Verdict : un Requiem plus vivant que prévu
Après ces 16 heures à alterner entre peur viscérale et carnage au shotgun, je ressors de Resident Evil Requiem avec un sentiment rare pour un épisode aussi ambitieux : la promesse est tenue. Capcom voulait réconcilier les deux ADN de la série dans un seul jeu, sans que l’un dévore complètement l’autre. Mission accomplie, même si l’équilibre n’est pas encore parfait.
La campagne de Grace est une réussite quasi totale : personnage fort, horreur maîtrisée, level design inspiré, système de ressources malin. Celle de Leon est super agréable à jouer, mais un peu trop courte et simplifiée sur la progression pour atteindre le même niveau. On sent qu’avec quelques heures de plus et un système d’armes plus profond, on tenait peut-être le meilleur volet action de la série.

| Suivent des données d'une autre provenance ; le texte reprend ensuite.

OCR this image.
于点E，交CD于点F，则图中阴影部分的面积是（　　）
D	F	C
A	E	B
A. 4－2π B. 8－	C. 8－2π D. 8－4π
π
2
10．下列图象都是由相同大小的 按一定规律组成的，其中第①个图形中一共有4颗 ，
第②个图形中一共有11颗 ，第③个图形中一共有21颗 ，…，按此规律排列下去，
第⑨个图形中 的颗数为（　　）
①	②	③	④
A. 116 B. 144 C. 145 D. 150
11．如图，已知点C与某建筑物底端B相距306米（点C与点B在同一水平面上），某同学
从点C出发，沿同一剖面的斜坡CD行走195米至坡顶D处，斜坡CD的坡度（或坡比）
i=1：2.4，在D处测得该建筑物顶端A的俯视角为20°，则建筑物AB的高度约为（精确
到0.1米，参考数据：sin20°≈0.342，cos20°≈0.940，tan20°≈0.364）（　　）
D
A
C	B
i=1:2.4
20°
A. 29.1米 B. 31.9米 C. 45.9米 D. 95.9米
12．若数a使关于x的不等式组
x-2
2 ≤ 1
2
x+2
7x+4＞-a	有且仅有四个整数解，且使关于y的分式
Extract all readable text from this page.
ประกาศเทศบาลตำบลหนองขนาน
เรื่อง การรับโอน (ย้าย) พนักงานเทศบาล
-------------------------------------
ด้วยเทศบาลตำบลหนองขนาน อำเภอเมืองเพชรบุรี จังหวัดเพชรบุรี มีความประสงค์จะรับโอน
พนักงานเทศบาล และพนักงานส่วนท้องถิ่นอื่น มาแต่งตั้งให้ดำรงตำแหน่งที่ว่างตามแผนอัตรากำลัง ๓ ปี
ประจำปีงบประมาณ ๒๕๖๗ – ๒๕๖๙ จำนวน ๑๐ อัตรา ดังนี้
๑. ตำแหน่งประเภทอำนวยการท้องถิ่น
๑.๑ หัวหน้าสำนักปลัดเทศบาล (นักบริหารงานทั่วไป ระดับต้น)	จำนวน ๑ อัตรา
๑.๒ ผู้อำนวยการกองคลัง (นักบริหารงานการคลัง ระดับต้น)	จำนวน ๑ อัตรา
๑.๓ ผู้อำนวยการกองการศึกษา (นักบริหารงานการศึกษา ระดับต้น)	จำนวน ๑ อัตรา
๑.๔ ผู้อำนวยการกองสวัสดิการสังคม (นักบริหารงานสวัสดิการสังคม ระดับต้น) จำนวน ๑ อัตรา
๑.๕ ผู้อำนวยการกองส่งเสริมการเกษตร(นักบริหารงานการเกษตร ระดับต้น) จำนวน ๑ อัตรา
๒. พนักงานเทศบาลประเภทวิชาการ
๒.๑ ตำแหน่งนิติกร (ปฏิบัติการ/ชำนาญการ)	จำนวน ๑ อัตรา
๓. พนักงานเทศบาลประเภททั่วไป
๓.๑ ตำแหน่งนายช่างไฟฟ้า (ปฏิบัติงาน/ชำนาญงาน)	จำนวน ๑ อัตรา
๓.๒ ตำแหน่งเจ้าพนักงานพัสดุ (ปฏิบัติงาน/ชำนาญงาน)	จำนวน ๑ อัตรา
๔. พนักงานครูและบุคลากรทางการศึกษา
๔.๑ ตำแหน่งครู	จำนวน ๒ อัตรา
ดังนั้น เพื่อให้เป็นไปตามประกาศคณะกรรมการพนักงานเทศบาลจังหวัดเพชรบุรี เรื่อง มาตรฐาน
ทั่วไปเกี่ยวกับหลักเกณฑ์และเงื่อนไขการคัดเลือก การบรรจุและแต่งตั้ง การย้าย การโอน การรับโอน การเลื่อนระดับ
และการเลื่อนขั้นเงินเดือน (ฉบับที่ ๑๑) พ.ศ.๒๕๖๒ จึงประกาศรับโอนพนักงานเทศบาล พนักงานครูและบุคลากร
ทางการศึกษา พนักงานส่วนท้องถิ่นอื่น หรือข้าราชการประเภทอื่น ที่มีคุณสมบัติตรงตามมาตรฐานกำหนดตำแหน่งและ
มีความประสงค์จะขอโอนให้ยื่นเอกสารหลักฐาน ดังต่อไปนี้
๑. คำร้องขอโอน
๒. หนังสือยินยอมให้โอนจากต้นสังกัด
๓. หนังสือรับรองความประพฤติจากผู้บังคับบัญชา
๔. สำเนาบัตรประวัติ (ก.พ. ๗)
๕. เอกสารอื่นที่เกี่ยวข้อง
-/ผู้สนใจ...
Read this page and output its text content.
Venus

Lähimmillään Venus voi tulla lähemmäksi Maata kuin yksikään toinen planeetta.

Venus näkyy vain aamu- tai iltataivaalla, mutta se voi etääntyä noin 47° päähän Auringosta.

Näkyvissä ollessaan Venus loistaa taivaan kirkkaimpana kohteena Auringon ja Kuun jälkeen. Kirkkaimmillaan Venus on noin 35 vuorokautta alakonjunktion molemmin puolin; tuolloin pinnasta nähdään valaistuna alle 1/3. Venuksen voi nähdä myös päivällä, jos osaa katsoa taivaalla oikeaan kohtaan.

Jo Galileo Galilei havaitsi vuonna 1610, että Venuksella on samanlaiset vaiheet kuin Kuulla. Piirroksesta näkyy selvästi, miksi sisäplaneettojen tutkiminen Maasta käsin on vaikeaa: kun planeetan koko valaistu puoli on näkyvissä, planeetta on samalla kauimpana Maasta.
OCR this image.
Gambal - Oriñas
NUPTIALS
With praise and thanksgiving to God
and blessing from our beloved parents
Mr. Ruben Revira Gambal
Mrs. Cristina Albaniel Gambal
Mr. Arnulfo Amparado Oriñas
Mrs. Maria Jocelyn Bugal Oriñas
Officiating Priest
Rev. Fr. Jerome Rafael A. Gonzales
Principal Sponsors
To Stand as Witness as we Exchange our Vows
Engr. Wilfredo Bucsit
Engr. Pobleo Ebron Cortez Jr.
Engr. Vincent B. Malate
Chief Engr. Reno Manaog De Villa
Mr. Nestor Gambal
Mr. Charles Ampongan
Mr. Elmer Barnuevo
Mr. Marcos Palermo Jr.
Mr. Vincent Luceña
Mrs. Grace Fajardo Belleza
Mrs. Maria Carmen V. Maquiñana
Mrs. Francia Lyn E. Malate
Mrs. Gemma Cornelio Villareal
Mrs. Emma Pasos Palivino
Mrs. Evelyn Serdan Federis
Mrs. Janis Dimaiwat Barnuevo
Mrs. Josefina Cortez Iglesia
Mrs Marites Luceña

Techniquement, le RE Engine continue de porter la saga très haut, et sur PC, le Path Tracing ajoute une couche de crédibilité visuelle qui colle parfaitement à l’ambiance putride du jeu. Surtout, Requiem réussit à donner une vraie impression de conclusion à une grande partie de la mythologie Resident Evil, sans renier ce qui fait son charme depuis 1996.
Note personnelle : 9/10. Parce que malgré ses petits regrets côté Leon, je me suis rarement senti aussi bien servi en tant que fan de Resident Evil, que ce soit pour la peur, pour l’action ou pour l’histoire.
TL;DR – Resident Evil Requiem en cinq points
- Deux campagnes complémentaires : Grace pour le survival horror tendu en vue FPS/TPS, Leon pour l’action musclée façon RE4.
- Un système de sang pour Grace qui rend la gestion de ressources vraiment intéressante et pousse à explorer chaque recoin.
- Une campagne de Leon très fun mais un peu trop courte et simpliste côté progression pour exploiter tout son potentiel.
- Un scénario qui sent la fin de cycle et le fan service assumé, avec un retour marquant à Raccoon City.
- Un RE Engine au sommet, surtout sur PC avec le Path Tracing, pour une ambiance visuelle et sonore ultra oppressante.